But none was as unexpected as Monday's mini-bombshell:
Microsoft announced that it's contributing thousands of lines of code
for inclusion in Linux. Now don't go thinking the move is helping Linux
compete better with Microsoft. The three drivers it's releasing are
really geared at making Windows a better host of Linux.
As noted by CNET blogger Matt Asay,
Microsoft is releasing three drivers for Linux under the GPL (General
Public License) that governs Linux. Although Microsoft has released
open-source code in the past, the company has generally favored
licenses other than the GPL. That said, the GPL is the way into the
Linux kernel and Microsoft wants this code in Linux.
There's another twist to the story. It turns out Microsoft's move owes a lot to a key programmer at Novell.
Linux veteran--and Novell fellow--Greg Kroah-Hartman suggested to
Microsoft about four months ago that the company release the three
drivers.

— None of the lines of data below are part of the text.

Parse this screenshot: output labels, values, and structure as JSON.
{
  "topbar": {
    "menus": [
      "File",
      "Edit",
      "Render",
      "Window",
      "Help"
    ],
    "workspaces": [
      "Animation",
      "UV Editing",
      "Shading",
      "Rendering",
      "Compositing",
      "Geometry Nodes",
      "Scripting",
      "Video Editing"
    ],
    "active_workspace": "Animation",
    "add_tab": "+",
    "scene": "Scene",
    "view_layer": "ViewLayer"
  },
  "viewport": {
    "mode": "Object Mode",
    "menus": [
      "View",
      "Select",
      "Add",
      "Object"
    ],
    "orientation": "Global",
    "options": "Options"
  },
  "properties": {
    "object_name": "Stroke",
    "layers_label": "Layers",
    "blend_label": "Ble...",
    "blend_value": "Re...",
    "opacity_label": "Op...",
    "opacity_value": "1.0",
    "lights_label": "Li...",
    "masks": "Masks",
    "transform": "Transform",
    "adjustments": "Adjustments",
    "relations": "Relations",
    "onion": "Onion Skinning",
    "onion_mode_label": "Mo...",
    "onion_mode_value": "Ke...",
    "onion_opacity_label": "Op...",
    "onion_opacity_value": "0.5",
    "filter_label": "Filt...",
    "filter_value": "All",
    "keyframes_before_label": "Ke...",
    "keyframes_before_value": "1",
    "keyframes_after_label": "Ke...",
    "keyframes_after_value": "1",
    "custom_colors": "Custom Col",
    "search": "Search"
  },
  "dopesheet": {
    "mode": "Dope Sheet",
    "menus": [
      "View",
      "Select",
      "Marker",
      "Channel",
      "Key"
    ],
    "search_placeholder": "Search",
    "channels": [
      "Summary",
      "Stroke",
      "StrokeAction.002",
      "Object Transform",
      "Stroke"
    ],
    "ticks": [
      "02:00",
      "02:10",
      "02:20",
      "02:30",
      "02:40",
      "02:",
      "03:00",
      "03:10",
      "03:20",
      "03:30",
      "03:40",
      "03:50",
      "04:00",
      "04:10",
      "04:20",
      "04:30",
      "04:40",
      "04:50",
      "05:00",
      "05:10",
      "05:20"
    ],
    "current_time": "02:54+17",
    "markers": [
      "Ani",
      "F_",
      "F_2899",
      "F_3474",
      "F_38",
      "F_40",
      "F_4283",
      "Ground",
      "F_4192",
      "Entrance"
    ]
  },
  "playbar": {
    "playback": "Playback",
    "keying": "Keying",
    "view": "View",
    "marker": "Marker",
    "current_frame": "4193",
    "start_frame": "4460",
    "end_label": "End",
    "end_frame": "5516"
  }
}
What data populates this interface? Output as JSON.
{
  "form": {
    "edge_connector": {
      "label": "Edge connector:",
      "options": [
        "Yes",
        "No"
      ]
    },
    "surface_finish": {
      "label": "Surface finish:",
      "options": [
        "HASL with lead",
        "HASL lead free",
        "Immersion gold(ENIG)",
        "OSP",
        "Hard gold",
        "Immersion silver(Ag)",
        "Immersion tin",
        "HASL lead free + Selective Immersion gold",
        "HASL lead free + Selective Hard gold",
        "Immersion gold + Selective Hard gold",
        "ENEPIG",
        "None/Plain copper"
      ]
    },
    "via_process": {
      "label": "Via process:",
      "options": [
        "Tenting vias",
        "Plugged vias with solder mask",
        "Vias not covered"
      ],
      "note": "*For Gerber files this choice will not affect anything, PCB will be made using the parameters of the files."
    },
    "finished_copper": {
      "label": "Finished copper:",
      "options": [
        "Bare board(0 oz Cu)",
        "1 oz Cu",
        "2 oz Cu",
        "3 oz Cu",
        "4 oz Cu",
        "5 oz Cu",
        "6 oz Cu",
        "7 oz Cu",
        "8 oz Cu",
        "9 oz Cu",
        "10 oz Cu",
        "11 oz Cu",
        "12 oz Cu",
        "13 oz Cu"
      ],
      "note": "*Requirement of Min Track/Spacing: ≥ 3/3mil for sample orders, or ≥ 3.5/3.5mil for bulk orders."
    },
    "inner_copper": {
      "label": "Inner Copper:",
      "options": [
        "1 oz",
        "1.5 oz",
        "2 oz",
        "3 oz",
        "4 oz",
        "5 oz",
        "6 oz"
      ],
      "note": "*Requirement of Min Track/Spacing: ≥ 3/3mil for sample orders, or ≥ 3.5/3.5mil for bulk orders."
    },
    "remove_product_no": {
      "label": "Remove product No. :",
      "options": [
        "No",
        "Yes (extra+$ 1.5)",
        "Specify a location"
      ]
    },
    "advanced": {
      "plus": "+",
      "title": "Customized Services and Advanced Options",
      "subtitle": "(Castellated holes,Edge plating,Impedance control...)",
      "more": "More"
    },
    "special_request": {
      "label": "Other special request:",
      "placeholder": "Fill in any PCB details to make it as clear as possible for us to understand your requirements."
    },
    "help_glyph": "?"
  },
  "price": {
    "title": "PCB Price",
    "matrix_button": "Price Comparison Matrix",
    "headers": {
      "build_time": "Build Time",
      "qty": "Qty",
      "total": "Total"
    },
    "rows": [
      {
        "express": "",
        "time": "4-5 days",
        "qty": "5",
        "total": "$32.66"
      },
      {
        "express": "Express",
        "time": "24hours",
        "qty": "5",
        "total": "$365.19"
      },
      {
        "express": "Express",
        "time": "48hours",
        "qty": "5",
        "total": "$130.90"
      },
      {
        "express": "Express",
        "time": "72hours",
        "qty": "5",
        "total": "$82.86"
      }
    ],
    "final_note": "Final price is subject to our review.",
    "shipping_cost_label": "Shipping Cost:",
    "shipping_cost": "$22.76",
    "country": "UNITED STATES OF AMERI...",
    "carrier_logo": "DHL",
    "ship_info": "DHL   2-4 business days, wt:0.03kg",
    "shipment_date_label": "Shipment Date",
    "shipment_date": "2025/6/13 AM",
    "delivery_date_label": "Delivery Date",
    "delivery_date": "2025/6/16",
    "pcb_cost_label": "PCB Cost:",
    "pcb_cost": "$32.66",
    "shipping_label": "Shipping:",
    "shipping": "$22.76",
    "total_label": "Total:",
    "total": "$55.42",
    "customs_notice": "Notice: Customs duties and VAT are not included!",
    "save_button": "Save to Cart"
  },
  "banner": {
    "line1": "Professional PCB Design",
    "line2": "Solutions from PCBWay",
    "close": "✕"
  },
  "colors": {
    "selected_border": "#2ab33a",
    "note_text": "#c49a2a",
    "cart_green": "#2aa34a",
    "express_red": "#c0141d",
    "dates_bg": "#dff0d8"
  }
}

Kroah-Hartman, who helps oversee the inclusion of drivers into
Linux, said he worked within his company to find the right contacts at
Microsoft.
"They reacted well," Kroah-Hartman said in a telephone interview on
Tuesday. "They were open to it. It just took awhile to hash out all the
details."
CNET blogger Gordon Haff later wrote about
a licensing issue with its proprietary Linux drives that appeared to
have helped lead to Microsoft's contribution of the GPL code.
Another milestone for Microsoft came Wednesday, when it said it has finalized the code for Windows 7,
paving the way for the new operating system to make its way onto retail
shelves and new PCs in time for its October 22 launch.
Then, however, a less positive marker for the company was its weaker-than-expected quarterly revenue.
For the three months ended June 30, the company earned $3.05 billion,
or 34 cents per share, on revenue of $13.1 billion. Those results
included legal and other charges, as well as the deferral of revenue
related to a Windows 7 upgrade program. In total, those charges cut
into per-share earnings by 4 cents.
Analysts had expected per-share earnings of 36 cents, but the revenue
figure was notably weaker than the $14.37 billion that analysts
expected, even accounting for the Windows revenue deferral.
And although Microsoft may have seen the worst of the economic woes, CFO Christopher Liddell said he expects business to be tough for the remainder of 2009.